Visualization & Evaluation in Classification#

Discriminative Power#

The purpose of confidence scores is to discriminate between In-Districution (InD) and Out-of-Distribution (OoD) samples. To compare different scores in their efficiency relative to this task, we introduce the concept of Discriminative Power, which denotes a metric satisfying the following conditions.

  1. Be invariant under any (even nonlinear) rescaling of the score. This implies that it only depends on all the possible \((FP, TP)\) tuples when thresholding the score with every possible threshold.

  2. Only depend on the Pareto front of all the possible \((FP, TP)\) tuples.

  3. Satisfy basic monoticity principles (e.g. if an InD sample’s score is increased, all else being equal, then the discriminative power cannot decrease).

In light of the above caracterization, we provide a ROC utility class which allows simple and formalized definition of Disctiminating Power classes.

ROC(labels, scores)

ROC utility for Discriminative Power and visualization.

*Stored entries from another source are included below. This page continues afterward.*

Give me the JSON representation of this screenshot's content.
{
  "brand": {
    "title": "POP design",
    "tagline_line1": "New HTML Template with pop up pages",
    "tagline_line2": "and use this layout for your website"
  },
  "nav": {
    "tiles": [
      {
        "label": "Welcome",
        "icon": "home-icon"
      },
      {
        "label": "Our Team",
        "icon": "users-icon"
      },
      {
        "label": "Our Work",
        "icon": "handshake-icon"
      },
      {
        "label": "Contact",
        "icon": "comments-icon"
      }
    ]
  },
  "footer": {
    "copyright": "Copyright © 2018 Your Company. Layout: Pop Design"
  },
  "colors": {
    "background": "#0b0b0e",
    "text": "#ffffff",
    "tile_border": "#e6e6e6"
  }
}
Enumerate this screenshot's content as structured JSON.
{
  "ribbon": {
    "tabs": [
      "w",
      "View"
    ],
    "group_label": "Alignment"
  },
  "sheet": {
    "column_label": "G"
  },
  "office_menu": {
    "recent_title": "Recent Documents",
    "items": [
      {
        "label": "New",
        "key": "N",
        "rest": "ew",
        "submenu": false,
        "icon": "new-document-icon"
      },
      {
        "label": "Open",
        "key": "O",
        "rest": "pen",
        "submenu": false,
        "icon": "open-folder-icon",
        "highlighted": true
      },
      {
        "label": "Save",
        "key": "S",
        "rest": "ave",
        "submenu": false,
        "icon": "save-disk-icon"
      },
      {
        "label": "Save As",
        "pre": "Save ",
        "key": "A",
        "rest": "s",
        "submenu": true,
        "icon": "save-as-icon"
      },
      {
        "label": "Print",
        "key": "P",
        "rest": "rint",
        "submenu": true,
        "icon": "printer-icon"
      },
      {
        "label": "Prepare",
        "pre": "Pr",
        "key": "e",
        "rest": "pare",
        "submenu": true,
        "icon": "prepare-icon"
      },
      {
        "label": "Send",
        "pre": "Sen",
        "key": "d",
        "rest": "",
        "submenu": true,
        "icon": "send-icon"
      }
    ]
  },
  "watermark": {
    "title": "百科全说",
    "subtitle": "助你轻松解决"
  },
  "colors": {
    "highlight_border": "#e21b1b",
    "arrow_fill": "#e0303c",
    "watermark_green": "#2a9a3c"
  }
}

Implemented Discriminative Power metrics

We also provide implementation for a few standard such metrics, all derived from the base BaseDiscriminativePower class.

BaseDiscriminativePower

Base class for discriminative power metrics.

AUC

AUC for ROC, potentially partial — in which case normalized.

MCC

Maximum Matthews Correlation Coefficient.

TNR

True Negative Rate.

TPR

True Positive Rate.

Visualization & Evaluation#

Running experiments

In order to evaluate scoring algorithms, it is necessary to gather various datasets, specifically one InD and possibly several OoD datasets, in order to fit score instances and collect their output. This may be done with the following functions.

compute_confidence(scores_fit, *, ind, oods)

Compute the prediction confidence scores for given InD and OoDs.

fit_scores(scores_and_layers, net, ...[, ...])

Fit confidence scores given net and calibration data.

Visualization

We provide two visualization possibilities: histograms and ROC curves.

histogram_oods(conf_ind, conf_oods, *[, ...])

For a given score, plot histograms over all OoD sets.

roc_scores(confs_ind, confs_ood, *[, ...])

For a given OoD set, plot ROCs over all scores.

summary_plot(confs_ind, confs_oods, *[, ...])

Plot and show histograms for each score, ROCs for each OoD set.

Evaluation

Given experimental results, the following help quantify the Discriminative Power.

compute_metrics(confs_ind, confs_oods, metrics)

From precomputed confidence scores, evaluate scores.

summary_table(evals, *[, scores_and_layers, ...])

Print scores evaluation results summary in rich table.

topk_evals(evals[, k, baseline])

Identify best performing scores in at least one scenario.

Visualization & Evaluation

You can do both at the same time with the following.

summary(confs_ind, confs_oods, *[, ...])

Print evaluation table, plot and show histograms and ROCs.